Bindings to NameTag library
Project description
ufal.nametag
============
The ``ufal.nametag`` is a Python binding to NameTag library <http://ufal.mff.cuni.cz/nametag>.
The bindings is a straightforward conversion of the ``C++`` bindings API.
In Python 2, strings can be both ``unicode`` and UTF-8 encoded ``str``, and the
library always produces ``unicode``. In Python 3, strings must be only ``str``.
Wrapped C++ API
---------------
The C++ API being wrapped follows. For a API reference of the original
C++ API, see <http://ufal.mff.cuni.cz/nametag/api-reference>.
::
Helper Structures
-----------------
typedef vector<string> Forms;
struct TokenRange {
size_t start;
size_t length;
};
typedef vector<TokenRange> TokenRanges;
struct NamedEntity {
size_t start;
size_t length;
string type;
NamedEntity();
NamedEntity(size_t start, size_t length, const string& type);
};
Main Classes
------------
class Version {
public:
unsigned major;
unsigned minor;
unsigned patch;
static Version current();
};
class Tokenizer {
public:
virtual void setText(const char* text);
virtual bool nextSentence(Forms* forms, TokenRanges* tokens);
static Tokenizer* newVerticalTokenizer();
};
class Ner {
static ner* load(const char* fname);
virtual void recognize(Forms& forms, NamedEntities& entities) const;
virtual Tokenizer* newTokenizer() const;
};
Examples
========
run_ner
-------
Simple example performing named entity recognition::
from ufal.nametag import *
def encode_entities(text):
return text.replace('&', '&').replace('<', '<').replace('>', '>').replace('"', '"')

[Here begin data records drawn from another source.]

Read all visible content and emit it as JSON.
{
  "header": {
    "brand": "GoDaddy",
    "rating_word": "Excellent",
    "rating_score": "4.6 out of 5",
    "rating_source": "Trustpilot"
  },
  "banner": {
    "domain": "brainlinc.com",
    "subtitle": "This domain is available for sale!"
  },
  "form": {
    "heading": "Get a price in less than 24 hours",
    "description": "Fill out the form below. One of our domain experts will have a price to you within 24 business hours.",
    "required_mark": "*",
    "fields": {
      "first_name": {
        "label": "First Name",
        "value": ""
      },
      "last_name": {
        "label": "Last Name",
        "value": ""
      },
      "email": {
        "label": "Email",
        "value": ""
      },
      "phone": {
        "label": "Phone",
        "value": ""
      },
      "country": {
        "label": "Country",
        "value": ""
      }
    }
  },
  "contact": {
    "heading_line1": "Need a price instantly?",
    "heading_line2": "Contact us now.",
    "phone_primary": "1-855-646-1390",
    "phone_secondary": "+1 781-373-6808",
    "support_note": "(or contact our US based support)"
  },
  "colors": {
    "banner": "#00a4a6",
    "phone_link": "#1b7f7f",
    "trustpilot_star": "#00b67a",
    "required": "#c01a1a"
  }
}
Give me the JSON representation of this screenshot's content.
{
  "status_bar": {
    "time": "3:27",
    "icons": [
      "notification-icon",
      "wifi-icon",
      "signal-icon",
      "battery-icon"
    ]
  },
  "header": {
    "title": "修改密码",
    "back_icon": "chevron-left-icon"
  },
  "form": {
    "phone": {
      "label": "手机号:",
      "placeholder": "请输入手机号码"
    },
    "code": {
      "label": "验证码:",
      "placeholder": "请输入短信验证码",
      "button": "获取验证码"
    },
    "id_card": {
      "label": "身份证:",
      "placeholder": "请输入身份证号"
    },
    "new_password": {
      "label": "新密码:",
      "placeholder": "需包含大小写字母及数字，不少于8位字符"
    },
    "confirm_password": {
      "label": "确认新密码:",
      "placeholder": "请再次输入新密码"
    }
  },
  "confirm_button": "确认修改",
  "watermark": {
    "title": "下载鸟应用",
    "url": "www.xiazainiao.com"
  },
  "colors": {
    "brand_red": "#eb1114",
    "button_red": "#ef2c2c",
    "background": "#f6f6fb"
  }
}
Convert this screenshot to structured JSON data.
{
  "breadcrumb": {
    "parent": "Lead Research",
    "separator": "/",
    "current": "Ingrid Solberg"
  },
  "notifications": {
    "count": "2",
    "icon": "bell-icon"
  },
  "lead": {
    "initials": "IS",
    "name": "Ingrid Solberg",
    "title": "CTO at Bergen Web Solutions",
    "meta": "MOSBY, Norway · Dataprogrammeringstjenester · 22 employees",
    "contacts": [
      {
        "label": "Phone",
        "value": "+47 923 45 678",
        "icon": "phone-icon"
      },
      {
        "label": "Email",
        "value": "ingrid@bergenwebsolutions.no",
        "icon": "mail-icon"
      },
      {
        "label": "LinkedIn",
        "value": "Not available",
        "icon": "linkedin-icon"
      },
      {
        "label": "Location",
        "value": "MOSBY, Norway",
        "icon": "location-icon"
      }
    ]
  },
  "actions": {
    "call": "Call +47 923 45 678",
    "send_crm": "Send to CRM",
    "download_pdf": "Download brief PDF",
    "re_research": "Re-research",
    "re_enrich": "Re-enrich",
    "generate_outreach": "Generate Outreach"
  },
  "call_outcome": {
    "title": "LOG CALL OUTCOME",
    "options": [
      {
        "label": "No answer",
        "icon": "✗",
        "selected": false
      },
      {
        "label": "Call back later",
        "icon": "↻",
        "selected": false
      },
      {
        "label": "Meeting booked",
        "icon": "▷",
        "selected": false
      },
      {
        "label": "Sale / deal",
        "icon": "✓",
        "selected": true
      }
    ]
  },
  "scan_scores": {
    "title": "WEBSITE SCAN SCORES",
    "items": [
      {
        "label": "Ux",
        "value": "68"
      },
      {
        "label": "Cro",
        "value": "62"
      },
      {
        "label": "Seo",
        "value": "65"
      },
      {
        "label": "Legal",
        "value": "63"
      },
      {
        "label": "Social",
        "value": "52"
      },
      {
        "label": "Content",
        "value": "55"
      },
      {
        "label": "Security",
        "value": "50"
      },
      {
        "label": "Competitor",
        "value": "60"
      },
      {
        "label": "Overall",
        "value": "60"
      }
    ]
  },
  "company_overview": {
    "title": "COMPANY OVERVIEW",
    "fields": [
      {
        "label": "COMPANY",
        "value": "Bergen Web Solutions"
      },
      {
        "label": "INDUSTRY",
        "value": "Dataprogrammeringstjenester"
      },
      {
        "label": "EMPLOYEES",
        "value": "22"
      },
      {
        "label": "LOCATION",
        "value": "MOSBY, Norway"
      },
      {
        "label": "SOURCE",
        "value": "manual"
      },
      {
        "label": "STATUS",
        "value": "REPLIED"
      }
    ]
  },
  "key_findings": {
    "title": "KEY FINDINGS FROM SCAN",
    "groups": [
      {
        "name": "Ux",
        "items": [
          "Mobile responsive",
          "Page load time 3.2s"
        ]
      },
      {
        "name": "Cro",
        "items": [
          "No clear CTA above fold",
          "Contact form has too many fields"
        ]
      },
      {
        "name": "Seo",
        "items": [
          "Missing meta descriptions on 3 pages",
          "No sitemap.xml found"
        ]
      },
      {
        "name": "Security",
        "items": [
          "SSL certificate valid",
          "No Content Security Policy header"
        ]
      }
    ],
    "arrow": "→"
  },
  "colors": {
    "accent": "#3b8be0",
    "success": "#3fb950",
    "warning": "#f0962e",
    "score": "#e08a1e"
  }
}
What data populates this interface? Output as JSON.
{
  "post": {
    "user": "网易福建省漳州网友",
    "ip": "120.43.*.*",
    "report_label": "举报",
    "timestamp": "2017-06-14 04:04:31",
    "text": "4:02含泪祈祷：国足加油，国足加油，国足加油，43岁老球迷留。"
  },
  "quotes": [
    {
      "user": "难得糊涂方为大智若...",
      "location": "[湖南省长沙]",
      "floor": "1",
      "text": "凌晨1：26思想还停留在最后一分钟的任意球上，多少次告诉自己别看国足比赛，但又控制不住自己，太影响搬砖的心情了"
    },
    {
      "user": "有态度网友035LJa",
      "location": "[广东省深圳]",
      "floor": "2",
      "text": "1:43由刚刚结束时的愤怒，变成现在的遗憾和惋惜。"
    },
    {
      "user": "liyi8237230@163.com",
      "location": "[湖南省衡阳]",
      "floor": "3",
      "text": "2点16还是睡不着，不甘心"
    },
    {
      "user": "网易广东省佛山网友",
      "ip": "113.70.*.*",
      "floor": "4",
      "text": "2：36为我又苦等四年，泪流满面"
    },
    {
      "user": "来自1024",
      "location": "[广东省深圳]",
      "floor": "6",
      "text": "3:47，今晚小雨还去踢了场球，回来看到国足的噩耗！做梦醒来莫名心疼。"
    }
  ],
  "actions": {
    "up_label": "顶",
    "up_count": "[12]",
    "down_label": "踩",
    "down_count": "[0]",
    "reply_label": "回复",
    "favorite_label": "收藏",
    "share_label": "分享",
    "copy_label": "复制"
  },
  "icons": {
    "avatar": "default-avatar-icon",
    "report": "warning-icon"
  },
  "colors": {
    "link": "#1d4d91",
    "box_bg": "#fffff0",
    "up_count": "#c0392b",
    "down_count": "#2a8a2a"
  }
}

def sort_entities(entities):
return sorted(entities, key=lambda entity: (entity.start, -entity.length))
# In Python2, wrap sys.stdin and sys.stdout to work with unicode.
if sys.version_info[0] < 3:
import codecs
import locale
encoding = locale.getpreferredencoding()
sys.stdin = codecs.getreader(encoding)(sys.stdin)
sys.stdout = codecs.getwriter(encoding)(sys.stdout)
if len(sys.argv) == 1:
sys.stderr.write('Usage: %s recognizer_model\n' % sys.argv[0])
sys.exit(1)
sys.stderr.write('Loading ner: ')
ner = Ner.load(sys.argv[1])
if not ner:
sys.stderr.write("Cannot load recognizer from file '%s'\n" % sys.argv[1])
sys.exit(1)
sys.stderr.write('done\n')
forms = Forms()
tokens = TokenRanges()
entities = NamedEntities()
sortedEntities = []
openEntities = []
tokenizer = ner.newTokenizer()
if tokenizer is None:
sys.stderr.write("No tokenizer is defined for the supplied model!")
sys.exit(1)
not_eof = True
while not_eof:
text = ''
# Read block
while True:
line = sys.stdin.readline()
not_eof = bool(line)
if not not_eof: break
line = line.rstrip('\r\n')
text += line
text += '\n';
if not line: break
# Tokenize and recognize
tokenizer.setText(text)
t = 0
while tokenizer.nextSentence(forms, tokens):
ner.recognize(forms, entities)
sortedEntities = sort_entities(entities)
# Write entities
e = 0
for i in range(len(tokens)):
sys.stdout.write(encode_entities(text[t:tokens[i].start]))
if (i == 0): sys.stdout.write("<sentence>")
# Open entities starting at current token
while (e < len(sortedEntities) and sortedEntities[e].start == i):
sys.stdout.write('<ne type="%s">' % encode_entities(sortedEntities[e].type))
openEntities.append(sortedEntities[e].start + sortedEntities[e].length - 1)
e = e + 1
# The token itself
sys.stdout.write('<token>%s</token>' % encode_entities(text[tokens[i].start : tokens[i].start + tokens[i].length]))
# Close entities ending after current token
while openEntities and openEntities[-1] == i:
sys.stdout.write('</ne>')
openEntities.pop()
if (i + 1 == len(tokens)): sys.stdout.write("</sentence>")
t = tokens[i].start + tokens[i].length
# Write rest of the text
sys.stdout.write(encode_entities(text[t:]))
AUTHORS
=======
Milan Straka <straka@ufal.mff.cuni.cz>
Jana Straková <strakova@ufal.mff.cuni.cz>
COPYRIGHT AND LICENCE
=====================
Copyright 2014 by Institute of Formal and Applied Linguistics, Faculty of
Mathematics and Physics, Charles University in Prague, Czech Republic.
NameTag is free software: you can redistribute it and/or modify
it under the terms of the GNU Lesser General Public License as
published by the Free Software Foundation, either version 3 of
the License, or (at your option) any later version.
NameTag is distributed in the hope that it will be useful,
but WITHOUT ANY WARRANTY; without even the implied warranty of
MERCHANTABILITY or FITNESS FOR A PARTICULAR PURPOSE. See the
GNU Lesser General Public License for more details.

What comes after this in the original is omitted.